A bright flash of light made him close his eyes and he saw moments from his life—some he recognized and some he'd never seen before. Had he really been that small? Had his parents looked down at him with that much love? Then they were both gone and his life went by in a flurry of misery and pain, so much he didn't want to remember.

Finally, Shiro's kind smile broke through the endless haze of loneliness and signaled the advent of the better years. So many good memories flashed by before the year of Kerberos and the misery that followed. Then came Shiro's rescue and Voltron and the other paladins all bound together in the joy of flying and fighting together for a common cause. Keith finally belonged.

Until the one-two punch of the revelation of his parentage and Shiro's second disappearance. So much despair and upheaval and then, he was finding the new Shiro who didn't look at Keith the same and in whose eyes lay the seeds of Keith's destruction. This time, it was easy to see that his arrival was the beginning of the end and that the Galra had, indeed, taken everything from Keith that mattered. They had won.
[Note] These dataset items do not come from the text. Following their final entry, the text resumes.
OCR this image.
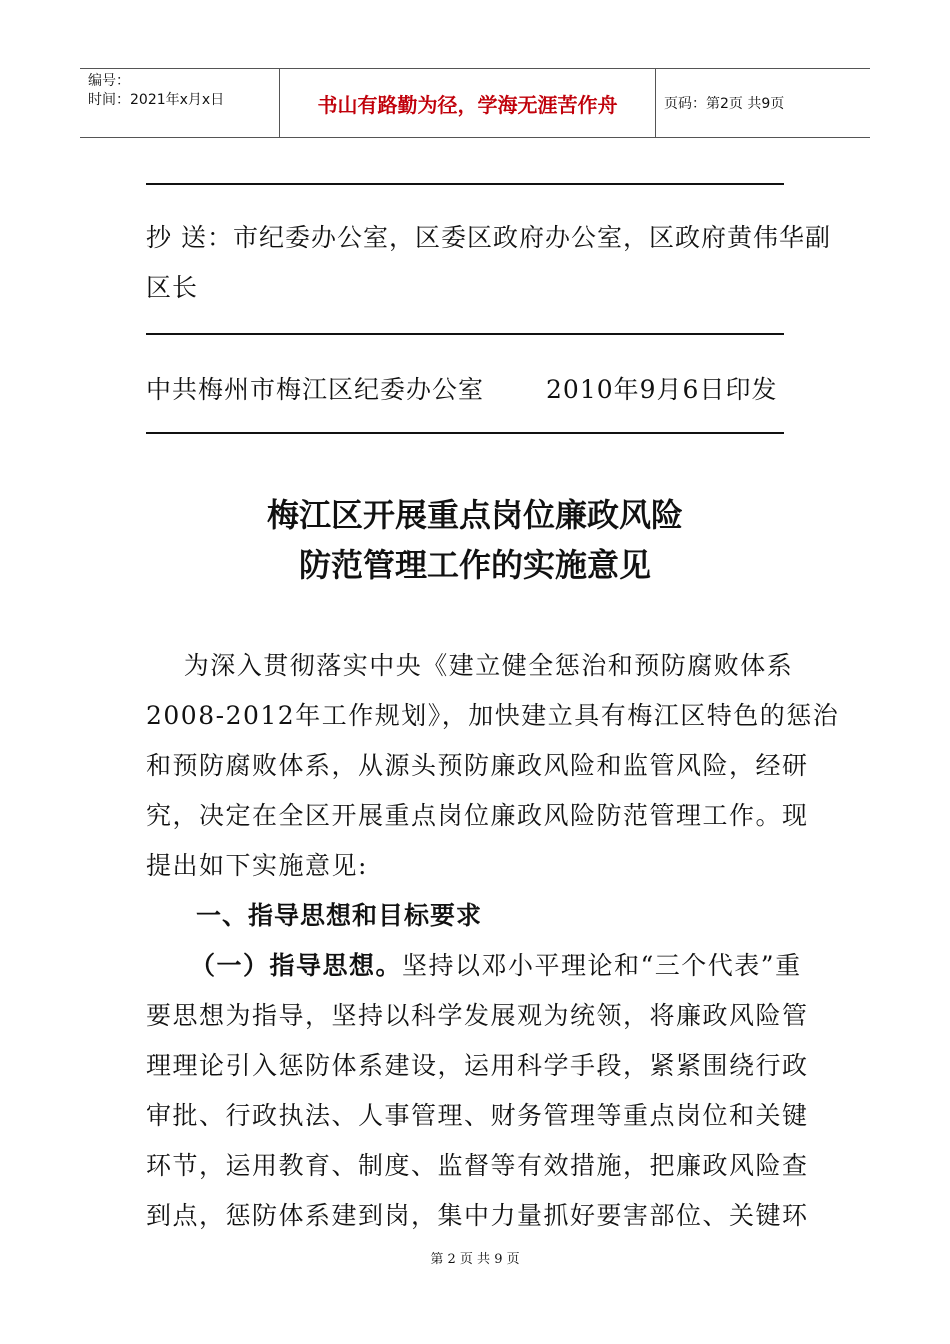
编号：
时间：2021年x月x日	书山有路勤为径，学海无涯苦作舟	页码：第2页 共9页
抄 送：市纪委办公室，区委区政府办公室，区政府黄伟华副
区长
中共梅州市梅江区纪委办公室 2010年9月6日印发
梅江区开展重点岗位廉政风险
防范管理工作的实施意见
为深入贯彻落实中央《建立健全惩治和预防腐败体系
2008-2012年工作规划》，加快建立具有梅江区特色的惩治
和预防腐败体系，从源头预防廉政风险和监管风险，经研
究，决定在全区开展重点岗位廉政风险防范管理工作。现
提出如下实施意见:
一、指导思想和目标要求
（一）指导思想。坚持以邓小平理论和“三个代表”重
要思想为指导，坚持以科学发展观为统领，将廉政风险管
理理论引入惩防体系建设，运用科学手段，紧紧围绕行政
审批、行政执法、人事管理、财务管理等重点岗位和关键
环节，运用教育、制度、监督等有效措施，把廉政风险查
到点，惩防体系建到岗，集中力量抓好要害部位、关键环
第 2 页 共 9 页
But it doesn't matter now...nothing matters…

The red mist had done its job. Next, the ship fried its wiring, melted the door to slag and powered down automatically. All was quiet inside the ship, even though a countdown had begun. There was no sound, not even that of a heartbeat. But outside, there was a loud clunk and a whirring sound.

Keith was slumped in the pilot's seat, eyes closed, head lowered, hair falling forward to cover his face. He was dead—his mind thoughtless, his heart still, but ten ticks later, his ship was dragged on board the Galra cruiser.

The Galra had his ship open in under a dobosh and they pulled him roughly from his seat. A Druid stood ready to resuscitate him. When the ship finally blew as its last command from the Blade-fail protocol, it took nearly forty Galra soldiers with it.

The Druid guarded herself from the explosion in the nick of time and kept it from destroying the outer hull of the ship and her captive. With a flash of black quintessence that briefly animated Keith's lifeless body, the Druid lifted him and fitted a breathing apparatus over his mouth and nose. Within a few ticks, his body was forced to breathe, restoring oxygen to his brain and keeping him, once again, alive.

He was, after all, a person of value, according to Haggar. The Black Paladin had told her so many, many times.